MultivexAI/NumAdd-v1.0

Model Description

NumAdd-v1.0 is a lightweight feed-forward neural network (FNN) implemented in PyTorch for numerical sum prediction. Architecture: 2-input, 1-output, with two hidden layers (32, 64 neurons) and ReLU activations. Parameters: 2,273 trainable.

Evaluation

Benchmarked on 120,000 samples across five input magnitude ranges. Metrics: MAE, MSE, RMSE, R2.

Range (Input Max)	MAE	MSE	RMSE	R2
0-50	0.003	0.000	0.004	1.000
51-500	0.003	0.000	0.004	1.000
501-5000	0.004	0.000	0.006	1.000
5001-50000	0.016	0.003	0.050	1.000
50001-500000	0.1525	0.2377	0.4876	1.000
500001-50000000	12.947	2143.782	46.301	1.000

Limitations

Performance degrades significantly for large magnitude inputs (>50,000), evidenced by increased MAE/MSE, despite maintaining high R2.

Crucial Safety Warning, Disclaimers, & Liability Limitation

This model is an experimental statistical prototype provided strictly "as is" and "with all faults." The developers, distributors, and contributors disclaim all warranties, express or implied, including but not limited to any implied warranties of merchantability, fitness for a particular purpose, or non-infringement.

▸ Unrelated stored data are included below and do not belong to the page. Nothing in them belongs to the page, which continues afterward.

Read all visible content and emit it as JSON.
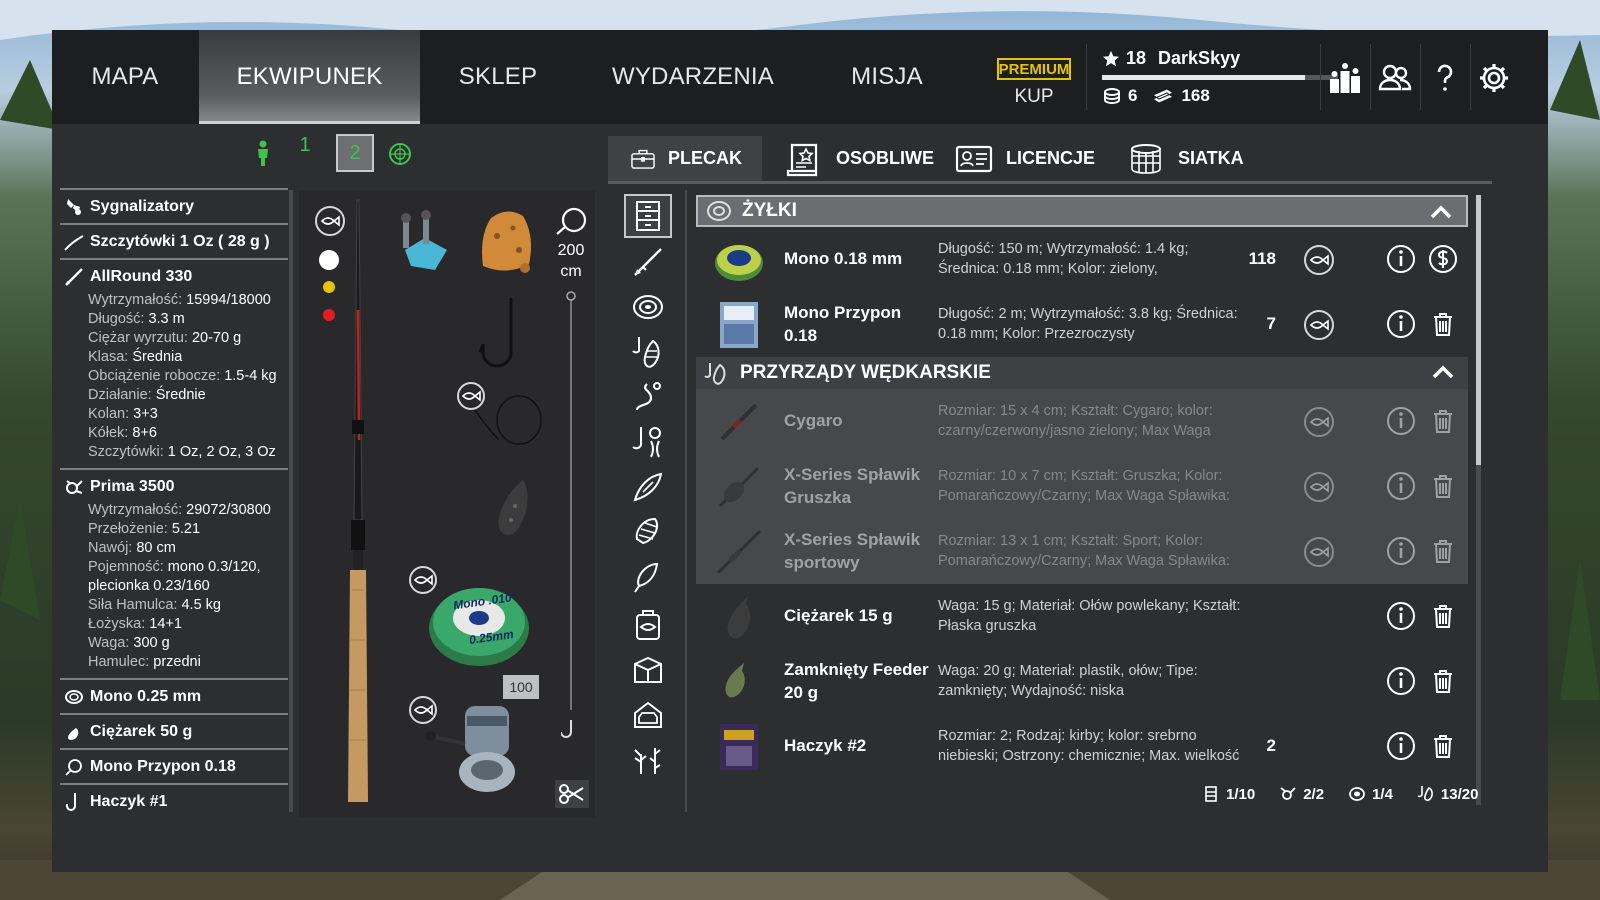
{
  "nav": {
    "tabs": [
      {
        "label": "MAPA"
      },
      {
        "label": "EKWIPUNEK"
      },
      {
        "label": "SKLEP"
      },
      {
        "label": "WYDARZENIA"
      },
      {
        "label": "MISJA"
      }
    ],
    "active": "EKWIPUNEK"
  },
  "premium": {
    "badge": "PREMIUM",
    "buy": "KUP"
  },
  "player": {
    "level": "18",
    "name": "DarkSkyy",
    "xp_fraction": 0.86,
    "coins": "6",
    "bills": "168"
  },
  "presets": {
    "p1": "1",
    "p2": "2"
  },
  "left": {
    "sygnalizatory": "Sygnalizatory",
    "szczytowki": "Szczytówki 1 Oz ( 28 g )",
    "rod": {
      "name": "AllRound 330",
      "stats": [
        {
          "label": "Wytrzymałość:",
          "value": "15994/18000"
        },
        {
          "label": "Długość:",
          "value": "3.3 m"
        },
        {
          "label": "Ciężar wyrzutu:",
          "value": "20-70 g"
        },
        {
          "label": "Klasa:",
          "value": "Średnia"
        },
        {
          "label": "Obciążenie robocze:",
          "value": "1.5-4 kg"
        },
        {
          "label": "Działanie:",
          "value": "Średnie"
        },
        {
          "label": "Kolan:",
          "value": "3+3"
        },
        {
          "label": "Kółek:",
          "value": "8+6"
        },
        {
          "label": "Szczytówki:",
          "value": "1 Oz, 2 Oz, 3 Oz"
        }
      ]
    },
    "reel": {
      "name": "Prima 3500",
      "stats": [
        {
          "label": "Wytrzymałość:",
          "value": "29072/30800"
        },
        {
          "label": "Przełożenie:",
          "value": "5.21"
        },
        {
          "label": "Nawój:",
          "value": "80 cm"
        },
        {
          "label": "Pojemność:",
          "value": "mono 0.3/120,"
        },
        {
          "label": "",
          "value": "plecionka 0.23/160"
        },
        {
          "label": "Siła Hamulca:",
          "value": "4.5 kg"
        },
        {
          "label": "Łożyska:",
          "value": "14+1"
        },
        {
          "label": "Waga:",
          "value": "300 g"
        },
        {
          "label": "Hamulec:",
          "value": "przedni"
        }
      ]
    },
    "line": "Mono 0.25 mm",
    "sinker": "Ciężarek 50 g",
    "leader": "Mono Przypon 0.18",
    "hook": "Haczyk #1"
  },
  "rig": {
    "leader_length": "200",
    "leader_unit": "cm",
    "spool_label_top": "Mono",
    ".010": ".010\"",
    "spool_size": "0.25mm",
    "spool_qty": "100",
    "reel_brand": "Prima"
  },
  "tabs": [
    {
      "label": "PLECAK"
    },
    {
      "label": "OSOBLIWE"
    },
    {
      "label": "LICENCJE"
    },
    {
      "label": "SIATKA"
    }
  ],
  "groups": {
    "lines": "ŻYŁKI",
    "tackle": "PRZYRZĄDY WĘDKARSKIE"
  },
  "items": [
    {
      "name": "Mono 0.18 mm",
      "desc": "Długość: 150 m; Wytrzymałość: 1.4 kg; Średnica: 0.18 mm; Kolor: zielony,",
      "qty": "118"
    },
    {
      "name": "Mono Przypon 0.18",
      "desc": "Długość: 2 m; Wytrzymałość: 3.8 kg; Średnica: 0.18 mm; Kolor: Przezroczysty",
      "qty": "7"
    },
    {
      "name": "Cygaro",
      "desc": "Rozmiar: 15  x 4 cm; Kształt: Cygaro; kolor: czarny/czerwony/jasno zielony; Max Waga",
      "qty": ""
    },
    {
      "name": "X-Series Spławik Gruszka",
      "desc": "Rozmiar: 10 x 7 cm; Kształt: Gruszka; Kolor: Pomarańczowy/Czarny; Max Waga Spławika:",
      "qty": ""
    },
    {
      "name": "X-Series Spławik sportowy",
      "desc": "Rozmiar: 13 x 1 cm; Kształt: Sport; Kolor: Pomarańczowy/Czarny; Max Waga Spławika:",
      "qty": ""
    },
    {
      "name": "Ciężarek 15 g",
      "desc": "Waga: 15 g; Materiał: Ołów powlekany; Kształt: Płaska gruszka",
      "qty": ""
    },
    {
      "name": "Zamknięty Feeder 20 g",
      "desc": "Waga: 20 g; Materiał: plastik, ołów; Tipe: zamknięty; Wydajność: niska",
      "qty": ""
    },
    {
      "name": "Haczyk #2",
      "desc": "Rozmiar: 2; Rodzaj: kirby; kolor: srebrno niebieski; Ostrzony: chemicznie; Max. wielkość",
      "qty": "2"
    }
  ],
  "footer": {
    "box": "1/10",
    "reels": "2/2",
    "lines": "1/4",
    "tackle": "13/20"
  },
  "colors": {
    "accent_green": "#3ec34e",
    "premium": "#e4c400",
    "panel": "#2d2e30"
  }
}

• Catastrophic Silent Failures (No Runtime Alerts): Unlike traditional deterministic algorithms, this neural network does not throw overflow, underflow, or computation errors when failing. When presented with values outside its optimal range, it will silently output plausible-looking but mathematically incorrect numbers. This makes it highly dangerous for automated systems, as failures cannot be caught using standard software exception handling.
• Total Absence of Formal Verification: No formal mathematical verification, static analysis, or correctness proofs have been performed on this neural network's weights. Its behavior is non-deterministic across different hardware backends (CPU vs. GPU) due to floating-point truncation variations and cannot be relied upon for any application requiring consistent or auditable mathematical outputs.
• Severe Extrapolation & Out-of-Distribution Degradation: As documented in the evaluation data, the model exhibits catastrophic degradation on inputs exceeding 50,000, with absolute errors climbing into double digits. It must be assumed to fail completely when presented with extremely large, extremely small, fractional, negative, or structurally complex numerical inputs.
• Statistical Metric Deception ($R^2$): Users are explicitly warned that the reported $R^2$ score of 1.000 is a statistical artifact of scale variance. It is mathematically deceptive and must not be used to justify the model’s safety, precision, or operational readiness.
• Arbitrary Code Execution (Security Vulnerability): The serialized model file is saved in PyTorch's default pickle-based format. Loading untrusted .pt or .pth files can execute arbitrary, malicious code on your system. To mitigate the risk of remote code execution (RCE) and system compromise, you must enforce strict sandboxing and use weights_only=True:

  torch.load("model.pth", map_location=device, weights_only=True)
  

• Complete Assumption of Risk: The end-user assumes 100% of the risk associated with integrating this model into any system. The creators shall not be held liable for any direct, indirect, incidental, special, or consequential damages (including but not limited to financial loss, hardware damage, or system downtime) arising from its use.